*Franklin Jorge
Asseguro – com a autoridade que a experiência confere – que não resulta em tarefa fácil escrever alguma coisa quando temos em casa esses graciosos, voluntariosos e inteligentes pequenos tigres domésticos a que costumamos chamar de gatos. Pikitita, Mel, Sophie, Preto Gil, Chapeuzinho, Pimentinha, Benji, D´Artagnan e demais outros, excetos os desconfiados e arredios como Zangado e Picaço que se mantém afastados, pulam sobre o teclado ou deitam-se sobre as minhas mãos, imobilizando-me os dedos ou fazendo o texto em processo de elaboração desaparecer da página. Geralmente, nessas ocasiões que não raras, opto por fazer uma pausa em meu trabalho e, em vez de continuar a escrever, passo a acariciar-lhes o dorso retrátil, sensível às carícias e ao toque.
Li, há muito, em alguma parte que, se deixarmos, se não resistirmos às seduções de seus carismas, eles passar a dominar nossas vidas e a dirigi-la de acordo com seus caprichos misteriosos, ciúmes, impertinências e idiossincrasias. Não é raro para mim recusar um convite ou um passeio, por exemplo, pelo temor de deixá-los sozinhos, por temer que se estressem ou se deprimam, sentindo-se sozinhos. Sou desses tutores incapazes de resistir às chantagens emocionais de um felino… Nobilitatis obligat.
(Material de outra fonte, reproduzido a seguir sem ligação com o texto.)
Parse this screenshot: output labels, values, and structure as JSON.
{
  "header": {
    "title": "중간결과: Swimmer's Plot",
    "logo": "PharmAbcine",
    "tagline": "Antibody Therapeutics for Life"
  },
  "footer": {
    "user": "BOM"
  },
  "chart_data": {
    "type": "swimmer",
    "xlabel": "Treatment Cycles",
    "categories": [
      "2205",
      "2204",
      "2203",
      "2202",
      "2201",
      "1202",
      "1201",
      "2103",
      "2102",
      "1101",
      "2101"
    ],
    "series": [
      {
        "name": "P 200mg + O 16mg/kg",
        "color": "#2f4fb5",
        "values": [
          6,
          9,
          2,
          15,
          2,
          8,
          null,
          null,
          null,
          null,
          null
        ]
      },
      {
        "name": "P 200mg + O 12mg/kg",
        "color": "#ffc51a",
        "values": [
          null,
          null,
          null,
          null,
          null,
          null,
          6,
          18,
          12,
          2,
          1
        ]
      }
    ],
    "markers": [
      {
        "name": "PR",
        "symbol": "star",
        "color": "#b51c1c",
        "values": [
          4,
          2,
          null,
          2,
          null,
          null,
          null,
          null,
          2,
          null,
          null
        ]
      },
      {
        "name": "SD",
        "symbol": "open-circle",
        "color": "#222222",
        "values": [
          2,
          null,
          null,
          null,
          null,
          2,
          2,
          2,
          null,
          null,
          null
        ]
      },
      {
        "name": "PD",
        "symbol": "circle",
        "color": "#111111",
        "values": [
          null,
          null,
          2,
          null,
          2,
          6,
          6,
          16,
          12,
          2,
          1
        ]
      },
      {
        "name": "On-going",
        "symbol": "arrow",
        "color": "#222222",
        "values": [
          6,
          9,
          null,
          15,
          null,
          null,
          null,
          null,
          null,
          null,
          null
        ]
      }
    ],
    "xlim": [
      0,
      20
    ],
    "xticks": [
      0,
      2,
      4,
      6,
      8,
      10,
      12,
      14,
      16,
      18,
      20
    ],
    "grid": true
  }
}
Amo-os, desde pequerrucho no Estêvão, por ver-me às vezes refletido em suas pupilas de ágata e aço com partículas de ouro. Sobretudo pelo desdém aristocrático que destinam à bajulação, intrigam-me, assim como a sua voluptuosa independência e – por que não dizer – ao gosto que consagram aos lugares familiares, à solidão, à limpeza, à ordem e ao silencio que demandam dos livros e do espirito que habita uma casa.
Esse apreço e dedicação aos felinos transportam-me, emocional e afetivamente a um tempo já pretérito em que, menino ainda e inconsciente do mal que constrange o mundo, todas as tardes, após o vento Nordeste soprar e varrer aqueles bosques de carnaubeiras saía a passear à beira da estrada de piçarra vermelha, abraçado a uma velha gata de má índole que pertencera a Dione, minha prima que, em consequência de um parto infelIz, ficara órfã e se criara em nossa casa, entre o rio Assu e os tabuleiros do Panon.
Como todos os meninos saudáveis, dotados de imaginação, costumava vestir essa gata mourisca com peças do rico enxoval bordado a mão, sob a supervisão de Elenir Cazuzô, conhecida por suas habilidades de artesã, produzido para o meu nascimento no Ceará-Mirim. cujos bordados reproduziam contos e fábulas dos Irmãos Grimms e de La Fontaine. Dissimuladamente a gata me permitia que a embrulhasse em cueiros, pussesse-lhe o babador, o chapéu e a cobrisse com uma manta, depois do que a levava em passeio, até que sem prévio aviso um carro em disparada cruzava a estrada, assustando a gata, que espavorida pulava de meus braços e escafedia-se de mato adentro. Nos dias seguintes, era comum que aparecesse uma ou outra comadre de minha avó trazendo nas mãos uma dessas peças, dizendo à minha avó: Comadre Amélia, encontrei essa camisinha – ou esses sapatinhos, esse babador, esses cueiros – enganchados numa moita de xique-xique ou nos galhos dum pé de velame, e os devolvia, recebendo em troca algum mantimento, um sabonete, dinheiro.